Earnings Announcements Sliced and Diced

From Nasdaq:

During the Q4 earnings season, new information from earnings announcements significantly impacts stock prices. Over the long run, earnings and stock prices move together, and earnings are crucial to stock returns. There may be temporary dislocations between earnings and prices, often due to factors like interest rates and recessions, but these dislocations are eventually resolved

Companies typically choose to announce earnings mid-week, with over 85% of S&P 500 firms opting to announce on Thursday. There is an aversion to Mondays and Fridays, with some suggesting that announcing on Friday might signal an attempt to hide poor results. Only one company, Berkshire Hathaway, announces earnings on Saturday. Timing matters, and the results of the earnings announcement show that after-hours announcements consistently see better returns.

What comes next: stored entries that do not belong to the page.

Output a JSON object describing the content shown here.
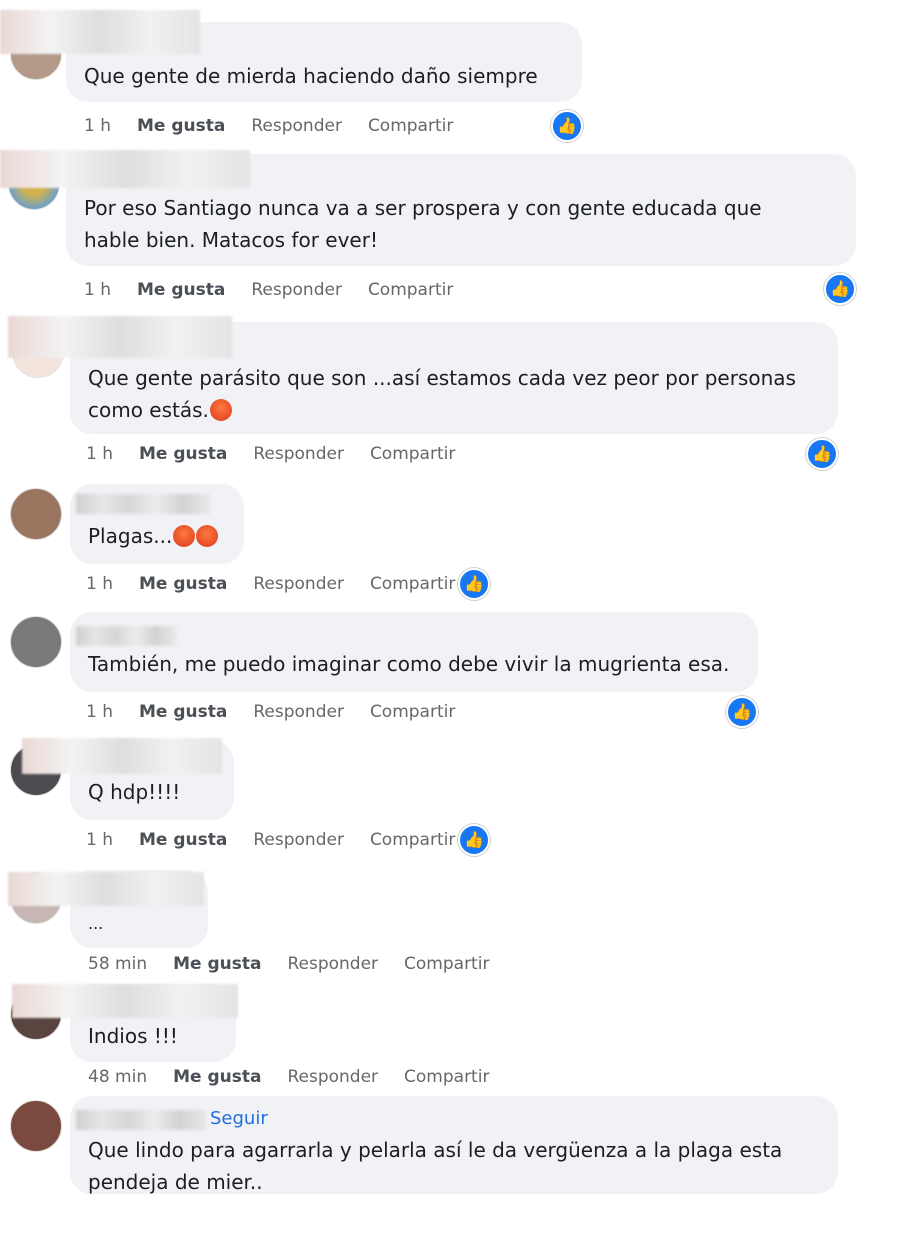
{
  "actions": {
    "like": "Me gusta",
    "reply": "Responder",
    "share": "Compartir"
  },
  "like_icon": "thumbs-up-icon",
  "accent_color": "#1877f2",
  "comments": [
    {
      "text": "Que gente de mierda haciendo daño siempre",
      "time": "1 h",
      "has_reaction": true
    },
    {
      "text": "Por eso Santiago nunca va a ser prospera y con gente educada que\nhable bien. Matacos for ever!",
      "time": "1 h",
      "has_reaction": true
    },
    {
      "text": "Que gente parásito que son ...así estamos cada vez peor por personas\ncomo estás.",
      "emoji": "angry-face-icon",
      "time": "1 h",
      "has_reaction": true
    },
    {
      "text": "Plagas...",
      "emoji": "cursing-face-icon",
      "time": "1 h",
      "has_reaction": true
    },
    {
      "text": "También, me puedo imaginar como debe vivir la mugrienta esa.",
      "time": "1 h",
      "has_reaction": true
    },
    {
      "text": "Q hdp!!!!",
      "time": "1 h",
      "has_reaction": true
    },
    {
      "text": "...",
      "time": "58 min",
      "has_reaction": false
    },
    {
      "text": "Indios !!!",
      "time": "48 min",
      "has_reaction": false
    },
    {
      "text": "Que lindo para agarrarla y pelarla así le da vergüenza a la plaga esta\npendeja de mier..",
      "follow": "Seguir"
    }
  ]
}
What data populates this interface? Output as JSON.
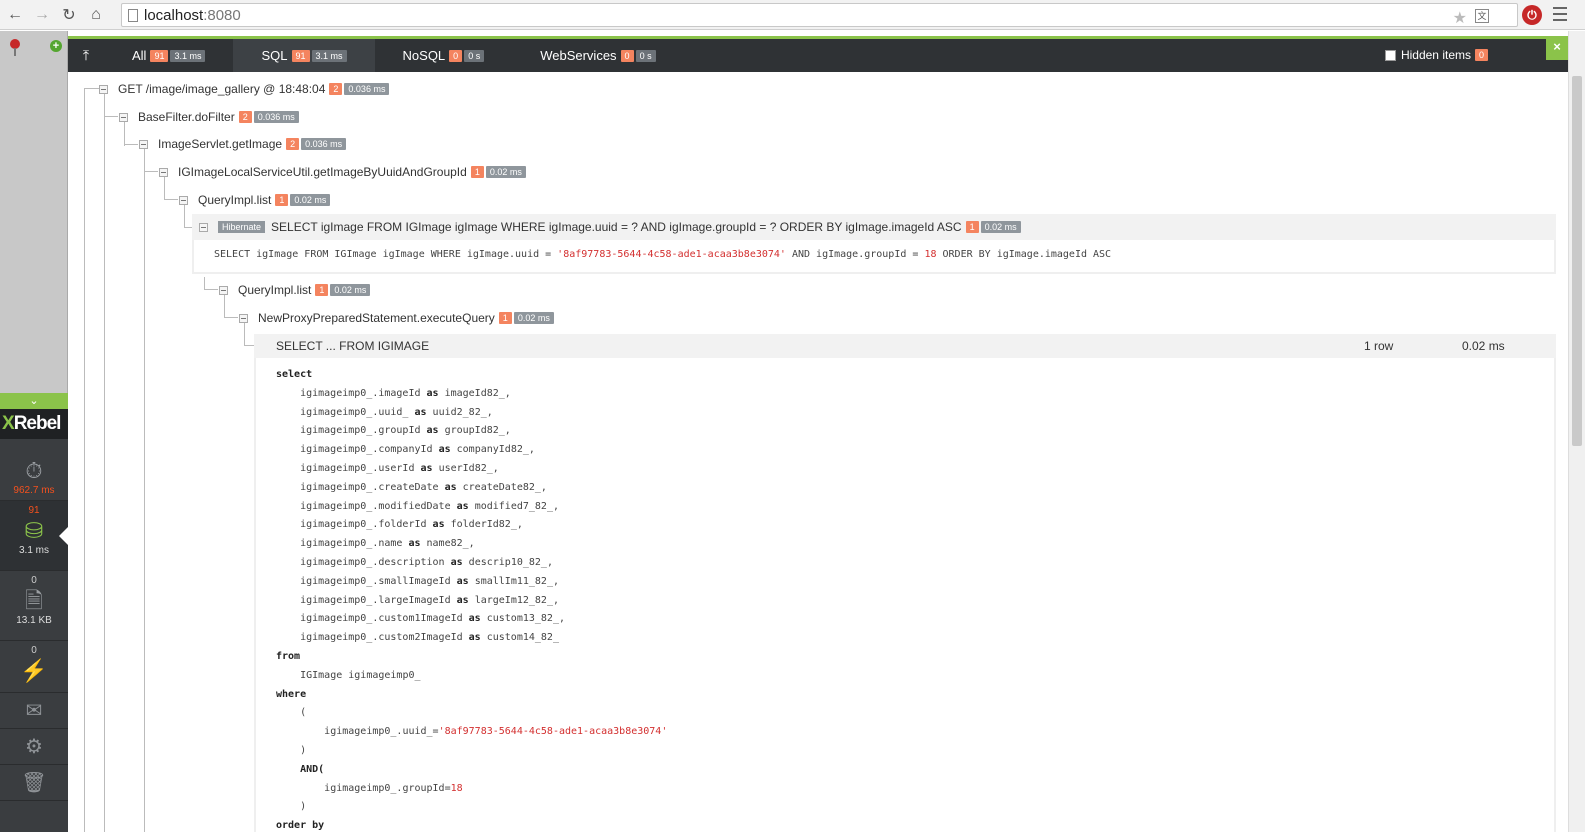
{
  "browser": {
    "url_host": "localhost",
    "url_port": ":8080"
  },
  "sidebar": {
    "logo_x": "X",
    "logo_rest": "Rebel",
    "time_value": "962.7 ms",
    "sql_count": "91",
    "sql_time": "3.1 ms",
    "io_count": "0",
    "io_size": "13.1 KB",
    "exceptions_count": "0"
  },
  "tabs": [
    {
      "label": "All",
      "count": "91",
      "time": "3.1 ms"
    },
    {
      "label": "SQL",
      "count": "91",
      "time": "3.1 ms"
    },
    {
      "label": "NoSQL",
      "count": "0",
      "time": "0 s"
    },
    {
      "label": "WebServices",
      "count": "0",
      "time": "0 s"
    }
  ],
  "hidden_items": {
    "label": "Hidden items",
    "count": "0"
  },
  "tree": [
    {
      "label": "GET /image/image_gallery @ 18:48:04",
      "count": "2",
      "time": "0.036 ms"
    },
    {
      "label": "BaseFilter.doFilter",
      "count": "2",
      "time": "0.036 ms"
    },
    {
      "label": "ImageServlet.getImage",
      "count": "2",
      "time": "0.036 ms"
    },
    {
      "label": "IGImageLocalServiceUtil.getImageByUuidAndGroupId",
      "count": "1",
      "time": "0.02 ms"
    },
    {
      "label": "QueryImpl.list",
      "count": "1",
      "time": "0.02 ms"
    },
    {
      "tag": "Hibernate",
      "label": "SELECT igImage FROM IGImage igImage WHERE igImage.uuid = ? AND igImage.groupId = ? ORDER BY igImage.imageId ASC",
      "count": "1",
      "time": "0.02 ms"
    },
    {
      "label": "QueryImpl.list",
      "count": "1",
      "time": "0.02 ms"
    },
    {
      "label": "NewProxyPreparedStatement.executeQuery",
      "count": "1",
      "time": "0.02 ms"
    }
  ],
  "hql_expanded": {
    "prefix": "SELECT igImage FROM IGImage igImage WHERE igImage.uuid = ",
    "uuid": "'8af97783-5644-4c58-ade1-acaa3b8e3074'",
    "middle": " AND igImage.groupId = ",
    "group": "18",
    "suffix": " ORDER BY igImage.imageId ASC"
  },
  "sql_result": {
    "label": "SELECT ... FROM IGIMAGE",
    "rows": "1 row",
    "time": "0.02 ms"
  },
  "sql_code": {
    "select_kw": "select",
    "columns": [
      {
        "col": "igimageimp0_.imageId",
        "alias": "imageId82_,"
      },
      {
        "col": "igimageimp0_.uuid_",
        "alias": "uuid2_82_,"
      },
      {
        "col": "igimageimp0_.groupId",
        "alias": "groupId82_,"
      },
      {
        "col": "igimageimp0_.companyId",
        "alias": "companyId82_,"
      },
      {
        "col": "igimageimp0_.userId",
        "alias": "userId82_,"
      },
      {
        "col": "igimageimp0_.createDate",
        "alias": "createDate82_,"
      },
      {
        "col": "igimageimp0_.modifiedDate",
        "alias": "modified7_82_,"
      },
      {
        "col": "igimageimp0_.folderId",
        "alias": "folderId82_,"
      },
      {
        "col": "igimageimp0_.name",
        "alias": "name82_,"
      },
      {
        "col": "igimageimp0_.description",
        "alias": "descrip10_82_,"
      },
      {
        "col": "igimageimp0_.smallImageId",
        "alias": "smallIm11_82_,"
      },
      {
        "col": "igimageimp0_.largeImageId",
        "alias": "largeIm12_82_,"
      },
      {
        "col": "igimageimp0_.custom1ImageId",
        "alias": "custom13_82_,"
      },
      {
        "col": "igimageimp0_.custom2ImageId",
        "alias": "custom14_82_"
      }
    ],
    "as_kw": "as",
    "from_kw": "from",
    "from_table": "IGImage igimageimp0_",
    "where_kw": "where",
    "open_paren": "(",
    "uuid_cond": "igimageimp0_.uuid_=",
    "uuid_val": "'8af97783-5644-4c58-ade1-acaa3b8e3074'",
    "close_paren": ")",
    "and_kw": "AND(",
    "group_cond": "igimageimp0_.groupId=",
    "group_val": "18",
    "close_paren2": ")",
    "order_kw": "order by"
  },
  "colors": {
    "accent": "#8bc34a",
    "badge_orange": "#f4845f",
    "badge_gray": "#8f969c",
    "dark": "#2f3235",
    "string_red": "#d32f2f"
  }
}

Despite the emphasis placed on the day and time of earnings announcements, the returns do not show a clear price penalty for reporting on any particular day. Even though Wednesday sees the best average returns after earnings, the return premium for Wednesday over other days averages just half a percentage point.

After-hours announcements consistently see better returns compared to pre-open announcements. Companies that miss earnings expectations are down over 2.5 percentage points in the trading session after earnings on average, while companies that beat are up just three-quarters of a percentage point, showing a 3.4-percentage point gap.

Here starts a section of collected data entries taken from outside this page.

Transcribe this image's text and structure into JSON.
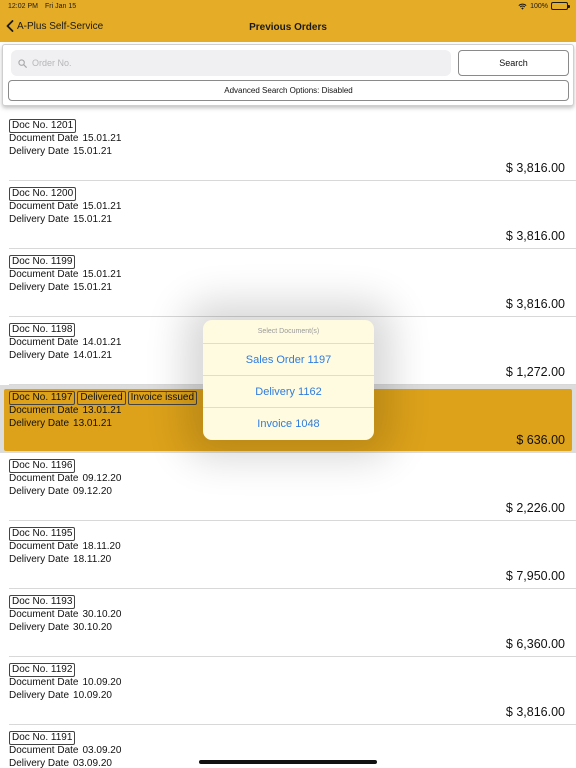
{
  "status_bar": {
    "time": "12:02 PM",
    "date": "Fri Jan 15",
    "battery": "100%"
  },
  "nav": {
    "back_label": "A-Plus Self-Service",
    "title": "Previous Orders"
  },
  "search": {
    "placeholder": "Order No.",
    "value": "",
    "button_label": "Search",
    "advanced_label": "Advanced Search Options: Disabled"
  },
  "labels": {
    "document_date": "Document Date",
    "delivery_date": "Delivery Date"
  },
  "colors": {
    "header": "#E5AC27",
    "selected_row": "#DDA21A",
    "popover_link": "#2f7ce0"
  },
  "orders": [
    {
      "doc": "Doc No. 1201",
      "badges": [],
      "document_date": "15.01.21",
      "delivery_date": "15.01.21",
      "amount": "$ 3,816.00",
      "selected": false
    },
    {
      "doc": "Doc No. 1200",
      "badges": [],
      "document_date": "15.01.21",
      "delivery_date": "15.01.21",
      "amount": "$ 3,816.00",
      "selected": false
    },
    {
      "doc": "Doc No. 1199",
      "badges": [],
      "document_date": "15.01.21",
      "delivery_date": "15.01.21",
      "amount": "$ 3,816.00",
      "selected": false
    },
    {
      "doc": "Doc No. 1198",
      "badges": [],
      "document_date": "14.01.21",
      "delivery_date": "14.01.21",
      "amount": "$ 1,272.00",
      "selected": false
    },
    {
      "doc": "Doc No. 1197",
      "badges": [
        "Delivered",
        "Invoice issued"
      ],
      "document_date": "13.01.21",
      "delivery_date": "13.01.21",
      "amount": "$ 636.00",
      "selected": true
    },
    {
      "doc": "Doc No. 1196",
      "badges": [],
      "document_date": "09.12.20",
      "delivery_date": "09.12.20",
      "amount": "$ 2,226.00",
      "selected": false
    },
    {
      "doc": "Doc No. 1195",
      "badges": [],
      "document_date": "18.11.20",
      "delivery_date": "18.11.20",
      "amount": "$ 7,950.00",
      "selected": false
    },
    {
      "doc": "Doc No. 1193",
      "badges": [],
      "document_date": "30.10.20",
      "delivery_date": "30.10.20",
      "amount": "$ 6,360.00",
      "selected": false
    },
    {
      "doc": "Doc No. 1192",
      "badges": [],
      "document_date": "10.09.20",
      "delivery_date": "10.09.20",
      "amount": "$ 3,816.00",
      "selected": false
    },
    {
      "doc": "Doc No. 1191",
      "badges": [],
      "document_date": "03.09.20",
      "delivery_date": "03.09.20",
      "amount": "",
      "selected": false
    }
  ],
  "popover": {
    "title": "Select Document(s)",
    "items": [
      "Sales Order 1197",
      "Delivery 1162",
      "Invoice 1048"
    ]
  }
}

Earnings announcements significantly boost trading volumes for stocks, with the volume being almost 50% above normal in the session before earnings and well over double normal in the session after earnings. Volumes increase even more after an earnings miss, indicating a larger impact on trading activity.

The data suggests that the timing of the earnings release matters much less than whether a company’s earnings beat or miss. Earnings are important, but ultimately, nothing matters more than whether a company’s earnings beat or miss.